Dem Datum eine Geschichte geben
von J.Menge
Für viele ist der 17. Juni 1953 zunächst nur ein Datum im Geschichtsbuch – kaum mehr als eine Jahreszahl. Dass dahinter eine Geschichte von Mut, Unrecht und zivilem Widerstand steckt, die bis heute nichts von ihrer Bedeutung verloren hat, haben Schülerinnen und Schüler unserer 11. Klasse in den vergangenen Wochen hautnah erfahren. Im Rahmen ihres Geschichtskurses setzten sie sich intensiv mit den Ereignissen des Volksaufstands in Nordhausen auseinander und produzierten ein eigenes Videoprojekt – fachkundig begleitet von der Thüringer Landesmedienanstalt. Beim zentralen Gedenkakt zum 73. Jahrestag im Nordhäuser Ratssaal konnten sie es vor einem hochkarätigen Publikum präsentieren – darunter Ministerpräsident Mario Voigt (CDU) und Landtagspräsident Thadäus König (CDU).
Im Zentrum ihrer Recherche stand Otto Reckstat, eine der prägenden Figuren des Nordhäuser Aufstands.
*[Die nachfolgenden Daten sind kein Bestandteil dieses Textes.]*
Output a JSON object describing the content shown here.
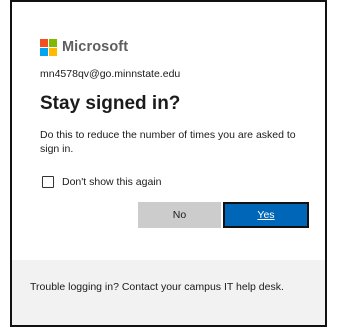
{
  "brand": {
    "name": "Microsoft",
    "logo_icon": "microsoft-four-squares-logo",
    "colors": [
      "#f25022",
      "#7fba00",
      "#00a4ef",
      "#ffb900"
    ]
  },
  "identity": {
    "email": "mn4578qv@go.minnstate.edu"
  },
  "dialog": {
    "title": "Stay signed in?",
    "description": "Do this to reduce the number of times you are asked to sign in."
  },
  "checkbox": {
    "label": "Don't show this again",
    "checked": false
  },
  "buttons": {
    "no_label": "No",
    "yes_label": "Yes",
    "primary_color": "#0067b8"
  },
  "footer": {
    "text": "Trouble logging in? Contact your campus IT help desk."
  }
}
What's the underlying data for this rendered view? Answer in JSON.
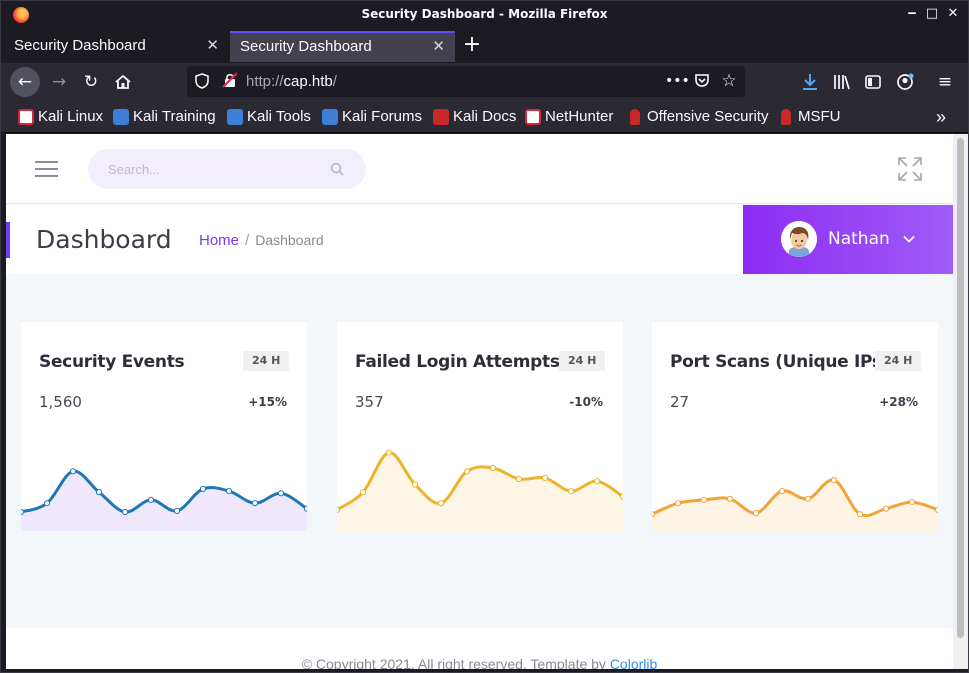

Als Gewerkschafter und Sozialdemokrat gehörte er zu denjenigen, die im Juni 1953 Arbeiterinnen und Arbeitern dazu bewegten, ihre Tätigkeit niederzulegen und offen gegen das SED-Regime zu protestieren. Der Preis dafür war hoch: Reckstat wurde verhaftet und zu einer langen Gefängnisstrafe verurteilt. Sein Schicksal steht stellvertretend für viele Menschen, die damals den Mut aufbrachten, ihre Stimme zu erheben – obwohl sie wussten, welche Konsequenzen das haben konnte.
Um sich auf das Videoprojekt vorzubereiten, erarbeiteten die Schülerinnen und Schüler zunächst fundiertes Hintergrundwissen zu den Ereignissen des 17. Juni 1953 und zum Alltag in der DDR. Besonders eindrücklich war dabei ein Zweitzeugengespräch mit dem ehemaligen Schulleiter unseres Gymnasiums, Volker Vogt. Die eigenwillige Wortneuschöpfung Zweitzeuge bezeichnet jemanden, der die historischen Ereignisse nicht selbst erlebt hat, aber in einer Gesellschaft aufgewachsen ist, die von diesen Ereignissen geprägt wurde – und darüber aus persönlicher Erfahrung berichten kann. Volker Vogt, der in der DDR aufwuchs und lebte, gab den Jugendlichen so einen unmittelbaren und persönlichen Zugang zur Geschichte.
Für die Gedenkveranstaltung sprachen die Schülerinnen und Schüler außerdem mit der früheren Oberbürgermeisterin Barbara Rinke (SPD). Im Gespräch wurde deutlich, wie lange diese Geschichte im Verborgenen geblieben ist: In der DDR wurde der Aufstand offiziell totgeschwiegen, und selbst nach der Wende dauerte es noch Jahre, bis die Erinnerung daran langsam wieder ans Licht kam.
Die Beschäftigung mit diesem Kapitel der Stadtgeschichte hat bei den Jugendlichen sichtbar Spuren hinterlassen. Sie nehmen aus dem Projekt eine Erkenntnis mit, die über den Unterricht hinausgeht: Demokratie und Freiheit sind keine Errungenschaften, die einfach da sind – sie müssen immer wieder aktiv verteidigt und gelebt werden.
Das Gesamtprojekt wurde von Katharina Kempken vom Thüringer Archiv für Zeitgeschichte sowie von Dr. Matthias Wanitschke, Bildungsreferent vom Thüringer Landesbeauftragten zur Aufarbeitung der SED-Diktatur begleitet und angeleitet. Ein großes Dankeschön an alle, die dieses Projekt möglich gemacht haben – und ein außerordentliches Lob an alle Schülerinnen und Schüler, die gezeigt haben, dass Geschichtsunterricht weit mehr sein kann als das Auswendiglernen von Jahreszahlen!